Let us start by comparing the percentages of similar users and all users who like each of the movies in our recommended list.

In [21]:
rec_percentages = pd.concat([similar_user_recs, all_user_recs],axis=1)
rec_percentages.columns = ['similar','all']
rec_percentages

Unnamed: 0,similar,all
1,1.000000,0.124728
32,0.160711,0.100293
34,0.130555,0.052229
47,0.225909,0.144469
50,0.275604,0.200513
...,...,...
59315,0.104593,0.054269
60069,0.170640,0.076307
68954,0.159172,0.064944
78499,0.152960,0.035131


Now, to create a recommendation score, we can divide the 'similar' column with the 'all' column to get a ratio. Our goal is for the difference between these columns to be large.
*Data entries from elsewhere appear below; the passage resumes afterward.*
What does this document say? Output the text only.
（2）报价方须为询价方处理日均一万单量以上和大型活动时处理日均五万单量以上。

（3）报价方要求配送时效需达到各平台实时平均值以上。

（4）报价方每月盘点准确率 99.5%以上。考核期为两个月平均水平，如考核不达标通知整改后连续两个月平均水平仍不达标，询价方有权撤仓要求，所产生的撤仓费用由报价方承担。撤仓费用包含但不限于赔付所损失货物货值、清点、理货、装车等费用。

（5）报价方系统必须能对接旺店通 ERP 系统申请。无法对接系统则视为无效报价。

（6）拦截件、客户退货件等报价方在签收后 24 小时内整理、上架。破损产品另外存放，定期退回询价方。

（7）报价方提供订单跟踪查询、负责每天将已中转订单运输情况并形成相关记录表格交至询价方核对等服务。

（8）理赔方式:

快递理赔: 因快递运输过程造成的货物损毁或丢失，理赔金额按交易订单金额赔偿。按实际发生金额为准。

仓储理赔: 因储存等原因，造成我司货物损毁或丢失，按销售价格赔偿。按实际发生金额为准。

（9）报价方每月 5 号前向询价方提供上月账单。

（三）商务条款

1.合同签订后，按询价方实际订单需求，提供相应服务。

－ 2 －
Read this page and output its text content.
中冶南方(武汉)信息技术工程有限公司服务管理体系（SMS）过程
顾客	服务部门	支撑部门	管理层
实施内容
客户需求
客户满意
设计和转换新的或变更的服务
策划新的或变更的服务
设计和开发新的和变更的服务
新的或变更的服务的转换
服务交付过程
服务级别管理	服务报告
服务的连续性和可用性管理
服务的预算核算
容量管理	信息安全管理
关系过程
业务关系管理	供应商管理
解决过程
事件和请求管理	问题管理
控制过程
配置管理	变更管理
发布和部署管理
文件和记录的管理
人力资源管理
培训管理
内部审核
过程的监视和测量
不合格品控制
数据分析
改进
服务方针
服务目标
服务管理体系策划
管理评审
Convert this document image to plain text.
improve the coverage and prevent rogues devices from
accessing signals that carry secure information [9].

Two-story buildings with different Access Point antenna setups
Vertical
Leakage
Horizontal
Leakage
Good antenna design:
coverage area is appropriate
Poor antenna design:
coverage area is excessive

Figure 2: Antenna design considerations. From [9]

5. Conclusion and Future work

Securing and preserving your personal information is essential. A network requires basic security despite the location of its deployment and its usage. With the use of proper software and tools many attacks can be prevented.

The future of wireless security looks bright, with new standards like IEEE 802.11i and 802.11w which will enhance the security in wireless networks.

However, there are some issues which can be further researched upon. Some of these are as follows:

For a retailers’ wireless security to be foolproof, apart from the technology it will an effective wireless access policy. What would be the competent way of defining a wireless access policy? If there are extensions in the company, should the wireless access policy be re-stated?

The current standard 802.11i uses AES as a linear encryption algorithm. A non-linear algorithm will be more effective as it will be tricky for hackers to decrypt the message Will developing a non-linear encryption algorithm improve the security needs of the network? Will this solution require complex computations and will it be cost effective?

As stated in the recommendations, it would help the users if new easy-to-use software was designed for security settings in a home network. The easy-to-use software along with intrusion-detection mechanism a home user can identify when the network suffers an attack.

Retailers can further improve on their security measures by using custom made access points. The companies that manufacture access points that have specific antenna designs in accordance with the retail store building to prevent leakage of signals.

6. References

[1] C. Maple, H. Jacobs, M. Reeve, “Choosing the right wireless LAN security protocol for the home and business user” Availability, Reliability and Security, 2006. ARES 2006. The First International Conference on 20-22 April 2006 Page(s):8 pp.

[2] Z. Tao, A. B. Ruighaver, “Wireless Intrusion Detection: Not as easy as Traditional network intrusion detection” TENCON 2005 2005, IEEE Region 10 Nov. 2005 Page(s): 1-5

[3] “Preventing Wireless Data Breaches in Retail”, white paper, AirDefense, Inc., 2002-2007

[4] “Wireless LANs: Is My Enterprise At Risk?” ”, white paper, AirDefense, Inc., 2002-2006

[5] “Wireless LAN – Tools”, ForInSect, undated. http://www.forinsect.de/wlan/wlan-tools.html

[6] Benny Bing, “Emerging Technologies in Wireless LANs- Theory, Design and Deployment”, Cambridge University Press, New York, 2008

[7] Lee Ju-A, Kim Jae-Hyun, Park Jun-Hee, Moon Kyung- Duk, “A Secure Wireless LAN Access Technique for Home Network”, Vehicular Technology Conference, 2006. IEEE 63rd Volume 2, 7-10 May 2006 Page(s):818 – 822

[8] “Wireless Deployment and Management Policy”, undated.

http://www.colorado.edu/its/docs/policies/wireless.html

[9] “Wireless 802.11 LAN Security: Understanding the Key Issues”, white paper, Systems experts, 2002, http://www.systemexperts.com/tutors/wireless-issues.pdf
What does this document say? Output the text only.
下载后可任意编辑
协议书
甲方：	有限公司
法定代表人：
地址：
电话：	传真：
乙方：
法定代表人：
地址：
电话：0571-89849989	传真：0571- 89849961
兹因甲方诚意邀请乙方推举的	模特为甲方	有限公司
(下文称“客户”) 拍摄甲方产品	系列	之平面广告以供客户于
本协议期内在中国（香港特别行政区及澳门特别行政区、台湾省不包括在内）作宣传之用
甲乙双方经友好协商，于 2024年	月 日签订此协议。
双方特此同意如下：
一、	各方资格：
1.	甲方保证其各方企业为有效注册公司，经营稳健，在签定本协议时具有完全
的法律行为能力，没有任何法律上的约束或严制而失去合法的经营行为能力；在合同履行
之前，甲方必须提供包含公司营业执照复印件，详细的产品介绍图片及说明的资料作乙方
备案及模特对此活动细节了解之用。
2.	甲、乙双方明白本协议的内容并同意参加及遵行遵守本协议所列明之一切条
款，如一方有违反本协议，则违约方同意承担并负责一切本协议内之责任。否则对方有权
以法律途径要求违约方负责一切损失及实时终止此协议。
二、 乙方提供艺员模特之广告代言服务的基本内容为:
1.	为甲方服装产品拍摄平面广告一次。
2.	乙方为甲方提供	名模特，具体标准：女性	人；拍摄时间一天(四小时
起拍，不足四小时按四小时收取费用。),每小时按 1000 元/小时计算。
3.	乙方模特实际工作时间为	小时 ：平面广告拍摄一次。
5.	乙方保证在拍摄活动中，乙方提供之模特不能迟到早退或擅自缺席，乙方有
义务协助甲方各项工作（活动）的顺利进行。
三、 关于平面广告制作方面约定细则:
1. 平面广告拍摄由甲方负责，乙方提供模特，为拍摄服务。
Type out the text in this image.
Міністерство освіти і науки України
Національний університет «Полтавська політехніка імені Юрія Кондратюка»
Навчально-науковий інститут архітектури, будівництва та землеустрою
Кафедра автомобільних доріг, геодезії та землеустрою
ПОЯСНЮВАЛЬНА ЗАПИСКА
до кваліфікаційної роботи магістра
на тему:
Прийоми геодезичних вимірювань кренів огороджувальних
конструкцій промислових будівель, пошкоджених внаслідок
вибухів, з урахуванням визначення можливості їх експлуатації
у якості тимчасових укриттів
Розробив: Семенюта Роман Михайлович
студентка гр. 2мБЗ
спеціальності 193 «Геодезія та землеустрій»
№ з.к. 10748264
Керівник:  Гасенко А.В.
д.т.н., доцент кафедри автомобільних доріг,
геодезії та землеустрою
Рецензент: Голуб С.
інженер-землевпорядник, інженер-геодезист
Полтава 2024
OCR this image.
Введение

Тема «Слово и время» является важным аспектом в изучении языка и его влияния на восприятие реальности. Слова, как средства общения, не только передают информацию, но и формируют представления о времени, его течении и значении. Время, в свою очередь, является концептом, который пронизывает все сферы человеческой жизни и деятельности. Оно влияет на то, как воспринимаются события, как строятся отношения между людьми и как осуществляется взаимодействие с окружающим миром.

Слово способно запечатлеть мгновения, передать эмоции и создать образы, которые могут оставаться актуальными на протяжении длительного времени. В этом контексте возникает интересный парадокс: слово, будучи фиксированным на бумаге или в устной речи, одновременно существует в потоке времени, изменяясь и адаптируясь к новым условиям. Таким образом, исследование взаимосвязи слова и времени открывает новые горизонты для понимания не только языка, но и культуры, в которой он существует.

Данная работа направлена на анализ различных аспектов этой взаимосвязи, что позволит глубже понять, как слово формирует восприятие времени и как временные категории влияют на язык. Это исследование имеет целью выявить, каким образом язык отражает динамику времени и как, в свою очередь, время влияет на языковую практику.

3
The bigger the number in our case, the better the recommendation. 

In [22]:
rec_percentages['score'] = rec_percentages['similar']/rec_percentages['all']
rec_percentages.sort_values('score', ascending=False, inplace=True)
rec_percentages.head()

Unnamed: 0,similar,all,score
1,1.0,0.124728,8.017414
3114,0.280648,0.053706,5.225654
2355,0.110539,0.025091,4.405452
78499,0.15296,0.035131,4.354038
4886,0.235147,0.070811,3.320783


In [23]:
rec_percentages.head(10).merge(movies, left_index=True, right_on='movieId')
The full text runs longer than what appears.